Despite having a background in architecture, director Shane Acker somehow knew he was bound for bigger and more creative outlets than building design.
Little did he know when he made the switch from studying architecture to animation that his career would include working on one of the biggest film franchises in history (Lord of the Rings) and that one day he’d call Tim Burton a mentor on his first feature length film.
“I have always loved stop-motion films so Tim was part of the inspiration for me for the 9 short film,” explained Acker. “When we were putting together the feature, I would take a cut of the film to him and he always gave me this feedback that really helped me in terms of story and content. Tim’s such a great resource to anyone because with his kind of vision, he can always see the forest through the trees.”
The short film Acker is referring to his the 2004 Academy Award nominated piece that he created over 3 ½ years. Featuring no voices and only two characters, his work was strong enough to garner immediate attention around Hollywood.
Acker said, “I always thought I was done with the world of 9 because I didn’t know it was ever going to be a feature. I honestly thought it was something that would get me other work. Then I was approached to develop it into a feature and I was a little apprehensive at first to do what seemed like stepping backwards.”
“I began to realize that this was that I was being given a chance to explore the other characters and explore the desolate place around them. These were things I couldn’t do in the short so when I thought about that, I became invigorated by the idea of creating a feature film of 9. My imagination was fueled just by the possibilities,” Acker added.
While Acker notes that some might foolishly dismiss 9 as simply a “cartoon,” the director definitely gave his canvas far more depth than just some creatures running through some animated cells on a screen. In fact, a lot of 9’s deeper messages date back to almost 2400 years ago.
“I didn’t study philosophy but I am a huge fan of Plato and his theories on class structure within society,” explained Acker. “Some of my ideas in 9 came from reading “The Republic.” The creatures created by the scientist are different facets of just one soul so to me, each of them loosely represent parts of different classes. They all have strengths and they have weaknesses and its not until they all come together that they can be ultimately successful.”
So now that audiences will be given a glimpse into the world of 9 in just a few days, is there a possibility that Acker would like to return to the world himself for a follow-up project?

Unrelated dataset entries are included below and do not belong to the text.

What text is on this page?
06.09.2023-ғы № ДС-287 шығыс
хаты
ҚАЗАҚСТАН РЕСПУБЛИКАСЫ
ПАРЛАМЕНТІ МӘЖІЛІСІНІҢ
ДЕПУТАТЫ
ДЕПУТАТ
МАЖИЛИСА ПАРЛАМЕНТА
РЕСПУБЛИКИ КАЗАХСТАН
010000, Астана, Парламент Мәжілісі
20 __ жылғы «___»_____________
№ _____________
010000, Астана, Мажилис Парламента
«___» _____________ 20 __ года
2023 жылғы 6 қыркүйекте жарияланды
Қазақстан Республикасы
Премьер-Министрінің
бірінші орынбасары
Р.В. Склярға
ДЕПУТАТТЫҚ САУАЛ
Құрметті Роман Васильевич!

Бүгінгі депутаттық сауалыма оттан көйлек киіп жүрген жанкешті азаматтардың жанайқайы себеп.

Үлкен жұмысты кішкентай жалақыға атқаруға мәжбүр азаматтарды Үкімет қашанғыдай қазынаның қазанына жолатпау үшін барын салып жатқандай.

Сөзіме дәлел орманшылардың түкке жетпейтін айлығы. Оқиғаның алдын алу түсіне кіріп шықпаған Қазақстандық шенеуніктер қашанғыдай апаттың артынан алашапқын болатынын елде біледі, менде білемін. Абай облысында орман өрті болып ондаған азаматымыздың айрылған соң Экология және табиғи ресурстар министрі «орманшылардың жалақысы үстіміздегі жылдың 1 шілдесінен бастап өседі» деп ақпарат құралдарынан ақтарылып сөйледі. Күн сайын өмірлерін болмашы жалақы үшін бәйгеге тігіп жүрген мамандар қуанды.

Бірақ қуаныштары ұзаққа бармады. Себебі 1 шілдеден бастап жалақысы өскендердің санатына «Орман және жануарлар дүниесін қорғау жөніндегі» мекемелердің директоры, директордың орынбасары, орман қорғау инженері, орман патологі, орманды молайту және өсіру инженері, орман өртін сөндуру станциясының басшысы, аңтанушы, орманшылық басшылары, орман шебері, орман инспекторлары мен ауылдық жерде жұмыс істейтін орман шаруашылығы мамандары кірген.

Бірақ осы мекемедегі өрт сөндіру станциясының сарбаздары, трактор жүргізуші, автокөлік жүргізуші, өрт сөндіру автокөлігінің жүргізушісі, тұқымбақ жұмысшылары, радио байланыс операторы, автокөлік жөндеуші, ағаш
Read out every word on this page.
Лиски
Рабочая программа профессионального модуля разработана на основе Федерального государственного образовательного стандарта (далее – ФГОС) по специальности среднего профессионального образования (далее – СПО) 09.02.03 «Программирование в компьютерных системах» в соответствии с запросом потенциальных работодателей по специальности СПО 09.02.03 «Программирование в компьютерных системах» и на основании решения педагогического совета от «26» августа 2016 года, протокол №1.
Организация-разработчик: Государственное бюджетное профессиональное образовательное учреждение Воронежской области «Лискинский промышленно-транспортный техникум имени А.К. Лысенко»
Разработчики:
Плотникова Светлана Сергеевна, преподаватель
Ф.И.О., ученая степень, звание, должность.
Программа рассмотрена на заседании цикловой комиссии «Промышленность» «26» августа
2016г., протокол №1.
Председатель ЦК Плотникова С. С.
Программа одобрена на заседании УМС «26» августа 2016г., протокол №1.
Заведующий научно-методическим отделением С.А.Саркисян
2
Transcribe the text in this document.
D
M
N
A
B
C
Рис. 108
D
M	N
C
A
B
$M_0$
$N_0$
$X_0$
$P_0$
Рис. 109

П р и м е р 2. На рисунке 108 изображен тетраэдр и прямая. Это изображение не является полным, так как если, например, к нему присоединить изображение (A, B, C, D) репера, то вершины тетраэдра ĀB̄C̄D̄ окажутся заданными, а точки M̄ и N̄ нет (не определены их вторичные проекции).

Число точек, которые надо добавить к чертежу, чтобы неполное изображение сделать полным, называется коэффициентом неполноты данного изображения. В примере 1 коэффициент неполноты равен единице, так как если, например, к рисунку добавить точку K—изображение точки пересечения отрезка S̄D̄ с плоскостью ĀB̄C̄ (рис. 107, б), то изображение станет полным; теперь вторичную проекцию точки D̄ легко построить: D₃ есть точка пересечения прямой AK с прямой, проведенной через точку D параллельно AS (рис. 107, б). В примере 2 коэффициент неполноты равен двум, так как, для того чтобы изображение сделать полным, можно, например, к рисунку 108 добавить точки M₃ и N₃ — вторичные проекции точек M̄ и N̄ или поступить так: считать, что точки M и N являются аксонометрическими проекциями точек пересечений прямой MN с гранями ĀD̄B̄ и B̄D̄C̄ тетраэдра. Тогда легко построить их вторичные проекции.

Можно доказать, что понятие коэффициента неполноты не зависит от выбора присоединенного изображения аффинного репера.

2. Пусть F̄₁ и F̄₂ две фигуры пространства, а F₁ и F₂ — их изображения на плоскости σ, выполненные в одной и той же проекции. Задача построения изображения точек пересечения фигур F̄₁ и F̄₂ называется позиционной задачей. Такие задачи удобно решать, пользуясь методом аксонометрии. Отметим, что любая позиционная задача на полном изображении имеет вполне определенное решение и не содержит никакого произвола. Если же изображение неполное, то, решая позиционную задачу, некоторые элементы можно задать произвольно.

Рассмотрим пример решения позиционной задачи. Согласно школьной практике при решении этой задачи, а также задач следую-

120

The director said most definitely he would and he’s already got some ideas in developing in his mind.
Acker said, “We left the creatures as eternal shepherds for the world in this film. There is hope that the human spirit does prevail in the end. We know that life doesn’t exist on the planet at that moment but we’ve left it open that life could return and it would be interesting to see what that means for them.”
“If we continue, there are so many themes I’d love to explore in this world if we bring back humans: Do the creatures intervene with humanity or do they step back? Should they try to keep going as machines that possess human souls or should they accept that they are themselves machines? And if they ever decide to evolve themselves mechanically, does that lead them down the same path of the evil machines then too,” Acker added. “There are infinite possibilities in the world of 9.”